Les Elephants...

Publié le par Sylviane



Parc de la Tête d'Or - Lyon - Octobre 2008
 Clic sur la photo pour la voir en grand format





Le sable rouge est comme une mer sans limite,
Et qui flambe, muette, affaissée en son lit.
Une ondulation immobile remplit
L'horizon aux vapeurs de cuivre où l'homme habite.

Nulle vie et nul bruit. Tous les lions repus
Dorment au fond de l'antre éloigné de cent lieues,
Et la girafe boit dans les fontaines bleues,
Là-bas, sous les dattiers des panthères connus.

Pas un oiseau ne passe en fouettant de son aile
L'air épais, où circule un immense soleil.
Parfois quelque boa, chauffé dans son sommeil,
Fait onduler son dos dont l'écaille étincelle.

Tel l'espace enflammé brûle sous les cieux clairs.
Mais, tandis que tout dort aux mornes solitudes,
Lés éléphants rugueux, voyageurs lents et rudes
Vont au pays natal à travers les déserts.

D'un point de l'horizon, comme des masses brunes,
Ils viennent, soulevant la poussière, et l'on voit,
Pour ne point dévier du chemin le plus droit,
Sous leur pied large et sûr crouler au loin les dunes.

Celui qui tient la tête est un vieux chef. Son corps
Est gercé comme un tronc que le temps ronge et mine
Sa tête est comme un roc, et l'arc de son échine
Se voûte puissamment à ses moindres efforts.

Sans ralentir jamais et sans hâter sa marche,
Il guide au but certain ses compagnons poudreux ;
Et, creusant par derrière un sillon sablonneux,
Les pèlerins massifs suivent leur patriarche.

L'oreille en éventail, la trompe entre les dents,
Ils cheminent, l'oeil clos. Leur ventre bat et fume,
Et leur sueur dans l'air embrasé monte en brume ;
Et bourdonnent autour mille insectes ardents.

Mais qu'importent la soif et la mouche vorace,
Et le soleil cuisant leur dos noir et plissé ?
Ils rêvent en marchant du pays délaissé,
Des forêts de figuiers où s'abrita leur race.

Ils reverront le fleuve échappé des grands monts,
Où nage en mugissant l'hippopotame énorme,
Où, blanchis par la Lune et projetant leur forme,
Ils descendaient pour boire en écrasant les joncs.

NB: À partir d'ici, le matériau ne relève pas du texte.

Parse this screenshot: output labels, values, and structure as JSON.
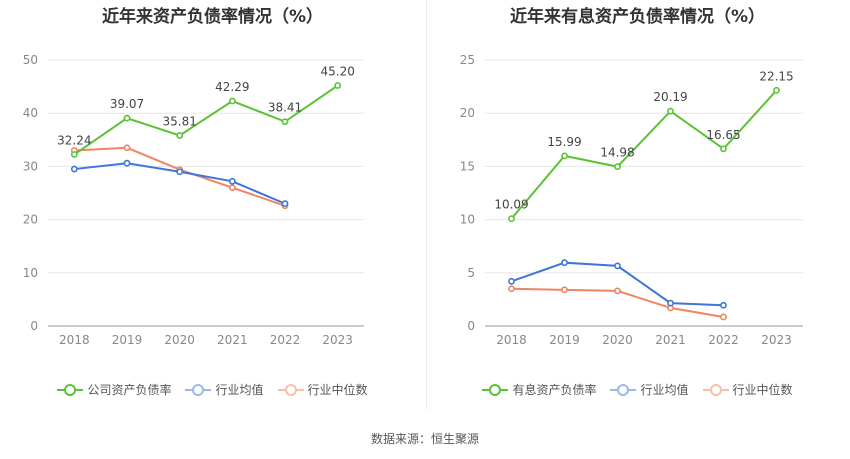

Aussi, pleins de courage et de lenteur, ils passent
Comme une ligne noire, au sable illimité ;
Et le désert reprend son immobilité
Quand les lourds voyageurs à l'horizon s'effacent.



Charles Marie Lecomte de l'Isle

Publié dans Un Autre Regard...

Commenter cet article

Christine... 27/11/2008 02:56

Pour avoir vu des éléphants dans leur milieu naturel ... et parce que j'ai une grande admiration pour ce pachiderne, je trouve triste de le voir dans des espaces aussi miniscules !! Ta photo est pourtant parfaite mais il a l'air si triste !!Ce n'est pas après toi que je râle ... tu as un coeur en or ... je suis juste incapable de ne pas dire ce que je pense à cet instant précis.Je t'envoie mes baisers les plus affectueux Syl ... et couvre-toi bien !!

nadia-vraie 24/11/2008 23:06

C,est vraiment bon cette description.
Bye Sylviane et À bientôt.

Alrisha 23/11/2008 12:06

L'éléphant, un animal tout en force mais en même temps si doux. Je le trouve si fascinant. Bises du jour Sylviane

Muad' Dib 23/11/2008 06:15

Il est superbe !

Yannick 21/11/2008 21:53

une éléphant ça trompe énormément :-) Je te souhaite un bon We, Biz Yann PS:  C'est fait j'ai mis en ligne mon nouveau site.